It seems this question has been asked so many times, but I don't see an answer that is valid. When creating a workflow for multiple samples to process as a batch....if the first step of your workflow is "Input_Dataset" which is automatically populated by the corresponding sample file when running the workflow for each sample why can't we carry that parameter (i.e. Sample 5) throughout the workflow so that each subsequent step in the workflow would read for example trim on sample 5, bwa on sample 5, flagstat on sample 5? Programmatically it doesn't seem that hard to code this functionality into the workflow user interface, I am I missing something?
Hello,
Dataset names can be inherited using the workflow variable #{dataset_name}. Where dataset_name is the specific name of the input file to the tool. These exact names are presented in the workflow editor when "Re-naming" a dataset (a post-job action option, found in the far right tool parameter/control panel).
You can also specify run-time parameters (one or more) using the variable ${whatever}.
A combination of both sometimes is best when developing a workflow.
The first variable is covered in the wiki below. Making use of the "basename" function (the default), where all content before the first dot "." is preserved, the original name can be propagated through the workflow. Simply make certain that downstream dataset names have just the sample name before the first dot, and all other content following it (ex: the tool/function used).
http://wiki.galaxyproject.org/Learn/AdvancedWorkflow/VariablesEdit
For the second variable, add it to the name string when re-naming a dataset in the workflow editor. It will appear as a variable in the upper right corner of the workflow canvas, then presented to the user at workflow execution run-time, where custom information can be added. This can be a date, a batch identifier, custom sample names (not inherited from inputs), and the like.

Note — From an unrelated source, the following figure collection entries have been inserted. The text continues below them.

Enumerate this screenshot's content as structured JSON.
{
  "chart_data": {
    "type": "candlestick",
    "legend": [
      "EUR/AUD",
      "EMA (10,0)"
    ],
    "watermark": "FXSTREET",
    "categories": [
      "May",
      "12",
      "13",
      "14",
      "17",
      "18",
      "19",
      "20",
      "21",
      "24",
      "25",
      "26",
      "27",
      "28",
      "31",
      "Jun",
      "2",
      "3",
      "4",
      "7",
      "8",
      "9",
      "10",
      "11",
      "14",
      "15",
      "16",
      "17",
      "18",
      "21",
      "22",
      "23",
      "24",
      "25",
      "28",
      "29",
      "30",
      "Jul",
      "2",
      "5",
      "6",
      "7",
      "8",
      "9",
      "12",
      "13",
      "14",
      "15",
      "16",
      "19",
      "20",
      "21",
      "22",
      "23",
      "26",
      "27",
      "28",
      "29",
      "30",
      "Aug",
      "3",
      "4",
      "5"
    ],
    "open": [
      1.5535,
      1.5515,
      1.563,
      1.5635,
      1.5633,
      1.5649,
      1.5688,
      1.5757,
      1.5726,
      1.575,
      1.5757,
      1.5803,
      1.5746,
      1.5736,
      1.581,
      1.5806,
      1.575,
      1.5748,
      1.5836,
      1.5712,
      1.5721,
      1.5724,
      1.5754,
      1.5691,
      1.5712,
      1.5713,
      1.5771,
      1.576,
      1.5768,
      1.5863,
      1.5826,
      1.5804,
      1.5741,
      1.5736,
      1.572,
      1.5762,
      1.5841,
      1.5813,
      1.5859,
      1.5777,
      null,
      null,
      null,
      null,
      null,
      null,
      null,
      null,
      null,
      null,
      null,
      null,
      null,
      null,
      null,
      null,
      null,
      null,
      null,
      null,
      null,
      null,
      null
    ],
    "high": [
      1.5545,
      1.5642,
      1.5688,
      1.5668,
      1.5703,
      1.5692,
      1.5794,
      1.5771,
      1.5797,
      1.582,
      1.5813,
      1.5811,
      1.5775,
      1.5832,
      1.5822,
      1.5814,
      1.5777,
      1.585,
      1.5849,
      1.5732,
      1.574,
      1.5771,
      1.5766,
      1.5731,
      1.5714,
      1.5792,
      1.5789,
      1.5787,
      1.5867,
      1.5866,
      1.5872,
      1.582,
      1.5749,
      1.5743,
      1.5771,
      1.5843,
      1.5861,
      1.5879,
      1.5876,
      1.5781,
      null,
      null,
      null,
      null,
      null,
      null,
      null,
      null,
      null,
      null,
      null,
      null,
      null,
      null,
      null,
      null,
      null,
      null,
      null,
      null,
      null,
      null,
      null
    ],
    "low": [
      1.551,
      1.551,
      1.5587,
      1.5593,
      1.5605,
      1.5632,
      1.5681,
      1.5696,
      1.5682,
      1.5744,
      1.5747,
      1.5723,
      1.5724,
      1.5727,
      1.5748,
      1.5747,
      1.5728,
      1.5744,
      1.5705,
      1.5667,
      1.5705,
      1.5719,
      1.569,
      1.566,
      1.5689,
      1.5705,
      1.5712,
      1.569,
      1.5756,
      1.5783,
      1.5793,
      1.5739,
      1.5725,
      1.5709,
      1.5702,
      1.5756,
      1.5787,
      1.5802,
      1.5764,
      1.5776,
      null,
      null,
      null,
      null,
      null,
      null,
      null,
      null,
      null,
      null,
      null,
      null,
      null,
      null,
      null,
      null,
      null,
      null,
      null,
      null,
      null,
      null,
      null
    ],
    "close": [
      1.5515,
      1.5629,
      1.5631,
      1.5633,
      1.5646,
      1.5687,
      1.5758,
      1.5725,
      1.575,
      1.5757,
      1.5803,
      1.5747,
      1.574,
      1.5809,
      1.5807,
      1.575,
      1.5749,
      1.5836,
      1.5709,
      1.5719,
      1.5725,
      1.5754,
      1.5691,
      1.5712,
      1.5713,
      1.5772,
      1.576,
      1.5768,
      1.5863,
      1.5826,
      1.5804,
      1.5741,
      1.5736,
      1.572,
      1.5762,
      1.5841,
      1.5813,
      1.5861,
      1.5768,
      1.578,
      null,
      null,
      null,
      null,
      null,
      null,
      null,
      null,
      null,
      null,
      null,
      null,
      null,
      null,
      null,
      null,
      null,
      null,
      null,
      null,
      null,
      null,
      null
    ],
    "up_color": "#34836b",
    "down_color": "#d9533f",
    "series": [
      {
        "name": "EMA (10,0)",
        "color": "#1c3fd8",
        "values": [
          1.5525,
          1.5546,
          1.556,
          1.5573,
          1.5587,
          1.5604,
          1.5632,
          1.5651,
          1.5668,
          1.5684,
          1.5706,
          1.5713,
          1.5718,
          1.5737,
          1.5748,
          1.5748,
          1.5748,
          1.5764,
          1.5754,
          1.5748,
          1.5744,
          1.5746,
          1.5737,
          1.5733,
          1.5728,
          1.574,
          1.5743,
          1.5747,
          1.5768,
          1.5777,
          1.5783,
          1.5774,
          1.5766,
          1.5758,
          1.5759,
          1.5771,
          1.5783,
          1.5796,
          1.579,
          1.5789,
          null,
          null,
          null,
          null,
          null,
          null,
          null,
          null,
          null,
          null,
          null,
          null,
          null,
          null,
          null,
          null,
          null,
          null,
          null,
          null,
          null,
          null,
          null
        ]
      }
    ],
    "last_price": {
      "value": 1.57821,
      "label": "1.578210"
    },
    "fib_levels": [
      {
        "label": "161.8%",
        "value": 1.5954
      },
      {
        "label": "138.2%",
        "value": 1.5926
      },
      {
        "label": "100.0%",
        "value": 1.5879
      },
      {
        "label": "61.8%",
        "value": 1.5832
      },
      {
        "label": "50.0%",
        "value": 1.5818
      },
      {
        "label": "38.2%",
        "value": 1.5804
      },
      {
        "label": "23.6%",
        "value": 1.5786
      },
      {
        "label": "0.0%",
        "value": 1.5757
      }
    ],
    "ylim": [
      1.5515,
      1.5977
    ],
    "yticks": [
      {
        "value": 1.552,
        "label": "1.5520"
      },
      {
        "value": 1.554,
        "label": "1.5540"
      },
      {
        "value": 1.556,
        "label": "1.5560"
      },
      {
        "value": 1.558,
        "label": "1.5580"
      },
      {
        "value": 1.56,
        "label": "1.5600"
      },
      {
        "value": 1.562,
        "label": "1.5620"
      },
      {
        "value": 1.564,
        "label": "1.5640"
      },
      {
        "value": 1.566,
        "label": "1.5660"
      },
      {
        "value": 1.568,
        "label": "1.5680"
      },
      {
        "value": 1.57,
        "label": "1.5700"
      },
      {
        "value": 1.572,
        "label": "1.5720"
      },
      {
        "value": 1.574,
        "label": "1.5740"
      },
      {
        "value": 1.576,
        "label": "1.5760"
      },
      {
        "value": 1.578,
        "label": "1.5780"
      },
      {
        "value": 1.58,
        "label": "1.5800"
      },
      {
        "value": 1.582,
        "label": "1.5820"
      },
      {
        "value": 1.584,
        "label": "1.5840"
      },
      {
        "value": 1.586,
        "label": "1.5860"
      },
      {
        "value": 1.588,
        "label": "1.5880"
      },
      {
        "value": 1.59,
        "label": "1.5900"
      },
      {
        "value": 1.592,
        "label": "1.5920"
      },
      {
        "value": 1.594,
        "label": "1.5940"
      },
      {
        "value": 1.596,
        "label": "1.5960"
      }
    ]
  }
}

Hopefully this helps, Jen, Galaxy team
Hi I have successfully used the advice above to name output files in a long workflows. The trick is to maintain a 'continuous chain' of named datasets passing the input dataset name on to the output dataset. Some tools do not allow you to do this and essentially break your naming chain an example is 'Merge BAM Files'. So you have to choose carefully which tools you need to use. Thanks Guy
Hi Jen,
Thanks for your help. I am now aware of how to utilize workflow parameters and variables as you have discussed and this functionality is certainly helpful. My problem now however is when using a specific tool such as Picard-FastQ to BAM in my workflow there is a parameter within the tool called sample_name and I cannot see a way to reference the input which has the sample name, so this field must be edited manually for each sample. I am dealing with 200 samples/fastq files. I tried entering in #{input_to_tool} in this field but the tool interpreted this an a string literal instead of pointing to the input file. My overall goal is to use GATK tools so it is important to maintain sample_info so that when all of the data is compiled into a single vcf file the data will correspond to the sample.